Staying the Course
On June 8 a client of mine was found not guilty of DUI and reckless endangerment. The Clark County District Court jury deliberated for 45 minutes before concluding that the prosecution did not meet its burden of proof beyond a reasonable doubt.
This case was contentious for a number of reasons.
The officer who charged the case indicated that he witnessed my client’s vehicle pulling into a parking space late at night. The business that owned the parking space was closed. The officer was concerned about what the vehicle was doing there and decided to investigate. Upon contacting the driver of the vehicle, the officer was concerned that she may have been drinking and conducted a DUI investigation. The officer’s partner noticed her toddler in the back of the vehicle in his car seat. After my client was arrested for DUI, she refused to take a breath test.
When I first met with my client, she laid out her side of the story. She is a single mother and full-time student. The day of the incident was her birthday. She and her son had gone to a small gathering of friends to celebrate her birthday. Other children were present and her intention was to stay the night. When she arrived at the house, there was no parking available. She was asked by the host to park in the lot across the street. After eating, and drinking a few beers, an argument arose between her hosts, and she did not feel comfortable staying the night. She knew that she was not OK to drive, but a sober person at the party told her that she would drive her, her son and her car home. My client returned to the vehicle, put her son in his car seat and was standing outside of the car when the police arrived. The arresting officer was short with my client and did not listen to her explanation.

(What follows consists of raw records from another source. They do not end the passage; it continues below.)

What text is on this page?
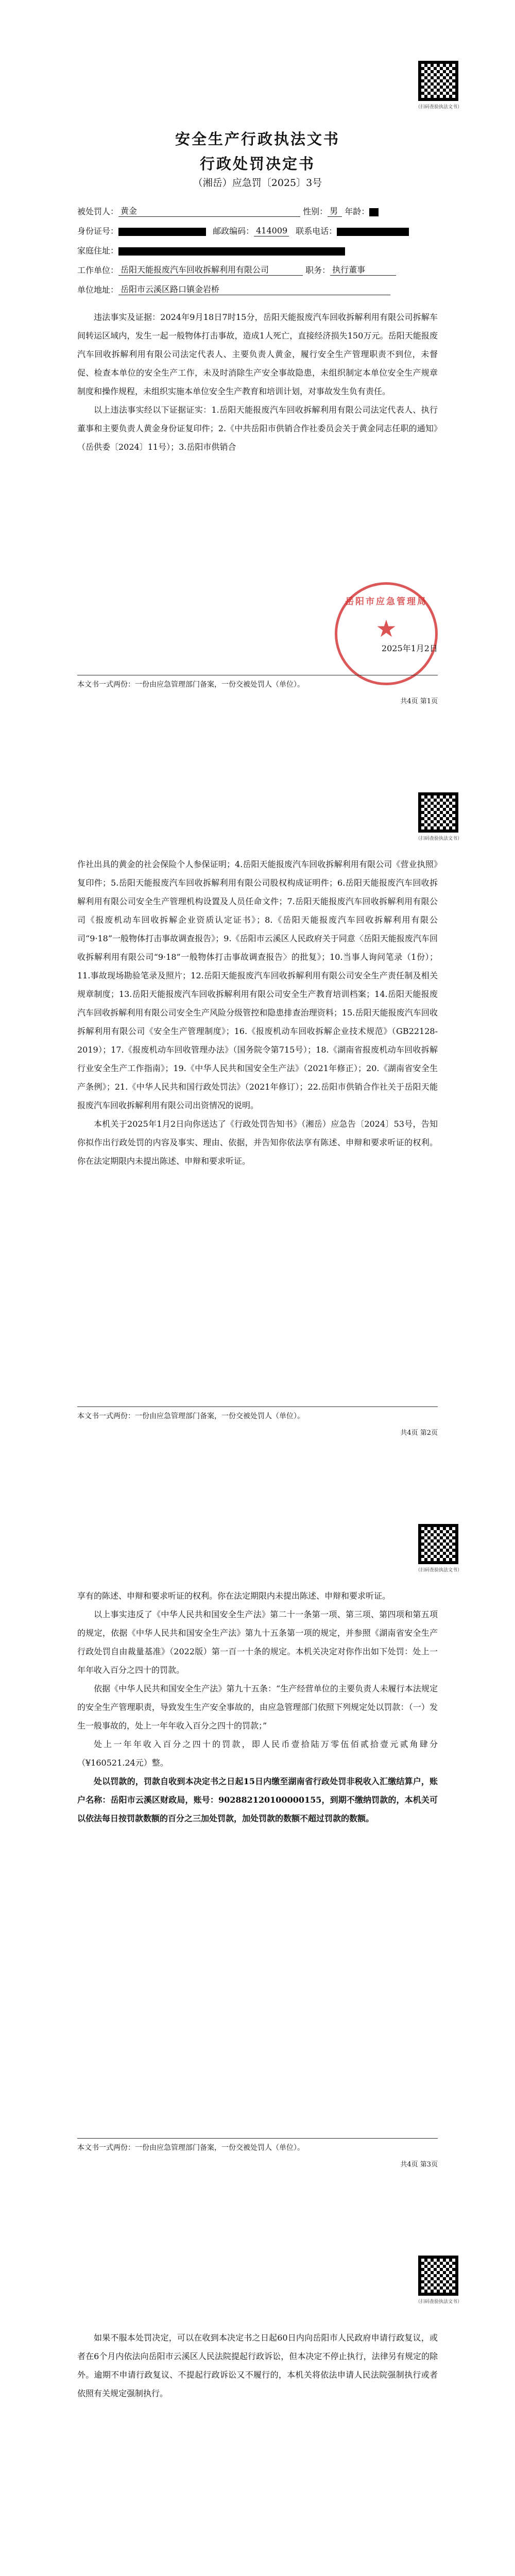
（扫码查验执法文书）
安全生产行政执法文书
行政处罚决定书
（湘岳）应急罚〔2025〕3号
被处罚人： 黄金	性别： 男 年龄：
身份证号：	邮政编码： 414009 联系电话：
家庭住址：
工作单位： 岳阳天能报废汽车回收拆解利用有限公司	职务： 执行董事
单位地址： 岳阳市云溪区路口镇金岩桥

违法事实及证据：2024年9月18日7时15分，岳阳天能报废汽车回收拆解利用有限公司拆解车间转运区域内，发生一起一般物体打击事故，造成1人死亡，直接经济损失150万元。岳阳天能报废汽车回收拆解利用有限公司法定代表人、主要负责人黄金，履行安全生产管理职责不到位，未督促、检查本单位的安全生产工作，未及时消除生产安全事故隐患，未组织制定本单位安全生产规章制度和操作规程，未组织实施本单位安全生产教育和培训计划，对事故发生负有责任。

以上违法事实经以下证据证实：1.岳阳天能报废汽车回收拆解利用有限公司法定代表人、执行董事和主要负责人黄金身份证复印件；2.《中共岳阳市供销合作社委员会关于黄金同志任职的通知》（岳供委〔2024〕11号）；3.岳阳市供销合

岳阳市应急管理局
★
2025年1月2日
本文书一式两份：一份由应急管理部门备案，一份交被处罚人（单位）。
共4页 第1页
（扫码查验执法文书）

作社出具的黄金的社会保险个人参保证明；4.岳阳天能报废汽车回收拆解利用有限公司《营业执照》复印件；5.岳阳天能报废汽车回收拆解利用有限公司股权构成证明件；6.岳阳天能报废汽车回收拆解利用有限公司安全生产管理机构设置及人员任命文件；7.岳阳天能报废汽车回收拆解利用有限公司《报废机动车回收拆解企业资质认定证书》；8.《岳阳天能报废汽车回收拆解利用有限公司“9·18”一般物体打击事故调查报告》；9.《岳阳市云溪区人民政府关于同意〈岳阳天能报废汽车回收拆解利用有限公司“9·18”一般物体打击事故调查报告〉的批复》；10.当事人询问笔录（1份）；11.事故现场勘验笔录及照片；12.岳阳天能报废汽车回收拆解利用有限公司安全生产责任制及相关规章制度；13.岳阳天能报废汽车回收拆解利用有限公司安全生产教育培训档案；14.岳阳天能报废汽车回收拆解利用有限公司安全生产风险分级管控和隐患排查治理资料；15.岳阳天能报废汽车回收拆解利用有限公司《安全生产管理制度》；16.《报废机动车回收拆解企业技术规范》（GB22128-2019）；17.《报废机动车回收管理办法》（国务院令第715号）；18.《湖南省报废机动车回收拆解行业安全生产工作指南》；19.《中华人民共和国安全生产法》（2021年修正）；20.《湖南省安全生产条例》；21.《中华人民共和国行政处罚法》（2021年修订）；22.岳阳市供销合作社关于岳阳天能报废汽车回收拆解利用有限公司出资情况的说明。

本机关于2025年1月2日向你送达了《行政处罚告知书》（湘岳）应急告〔2024〕53号，告知你拟作出行政处罚的内容及事实、理由、依据，并告知你依法享有陈述、申辩和要求听证的权利。你在法定期限内未提出陈述、申辩和要求听证。

本文书一式两份：一份由应急管理部门备案，一份交被处罚人（单位）。
共4页 第2页
（扫码查验执法文书）

享有的陈述、申辩和要求听证的权利。你在法定期限内未提出陈述、申辩和要求听证。

以上事实违反了《中华人民共和国安全生产法》第二十一条第一项、第三项、第四项和第五项的规定，依据《中华人民共和国安全生产法》第九十五条第一项的规定，并参照《湖南省安全生产行政处罚自由裁量基准》（2022版）第一百一十条的规定。本机关决定对你作出如下处罚：处上一年年收入百分之四十的罚款。

依据《中华人民共和国安全生产法》第九十五条：“生产经营单位的主要负责人未履行本法规定的安全生产管理职责，导致发生生产安全事故的，由应急管理部门依照下列规定处以罚款：（一）发生一般事故的，处上一年年收入百分之四十的罚款；”

处上一年年收入百分之四十的罚款，即人民币壹拾陆万零伍佰贰拾壹元贰角肆分（¥160521.24元）整。

处以罚款的，罚款自收到本决定书之日起15日内缴至湖南省行政处罚非税收入汇缴结算户，账户名称：岳阳市云溪区财政局，账号：902882120100000155，到期不缴纳罚款的，本机关可以依法每日按罚款数额的百分之三加处罚款，加处罚款的数额不超过罚款的数额。

本文书一式两份：一份由应急管理部门备案，一份交被处罚人（单位）。
共4页 第3页
（扫码查验执法文书）

如果不服本处罚决定，可以在收到本决定书之日起60日内向岳阳市人民政府申请行政复议，或者在6个月内依法向岳阳市云溪区人民法院提起行政诉讼，但本决定不停止执行，法律另有规定的除外。逾期不申请行政复议、不提起行政诉讼又不履行的，本机关将依法申请人民法院强制执行或者依照有关规定强制执行。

My client decided to contest the charge of DUI. The first thing we did was file a motion questioning whether the officer had probable cause to investigate her for a DUI. When our intentions were made clear, a deputy prosecutor filed an additional charge of reckless endangerment, alleging that my client’s operation of the motor vehicle put her young son at risk of physical injury. After officer interviews were conducted, our motion date was constantly pushed forward to accommodate the prosecution police witness schedules. Through the constant delays, my client kept her course.
We wanted that motion hearing in order to hear what the officers would be stating on the stand. It also gave us a chance to introduce pictures of the scene as well as a video of my client's vehicle showing that the running head and brakelights turn on automatically when she unlocks her car with her key fob. Although our motion was unsuccessful, it became clear that the prosecution would have a hard time meeting its burden at trial.
Our theory of the case was that the officer saw the vehicle lights when my client was putting her son into his car seat and assumed she was driving. At trial we focused on the fact that the officer’s only proof of driving came from a sideways glance across two lanes of traffic and a parking lot, in the middle of the night, while the officer was travelling the speed limit (about 35 mph). He then had to travel the length of a football field to turn around and come back to the scene. Traffic was nil that time of night, and none of the officers could testify that they saw my client enter into the parking lot from the street.
Most DUI cases that are contested revolve around whether the accused was intoxicated. Much rarer is the case where the issue is whether the accused was actually driving the vehicle. My client was honest about having had some beers, but did not feel OK to drive and would not have done so. The evidence was extremely flimsy and the jury returned a proper verdict. This case was a huge win for my client.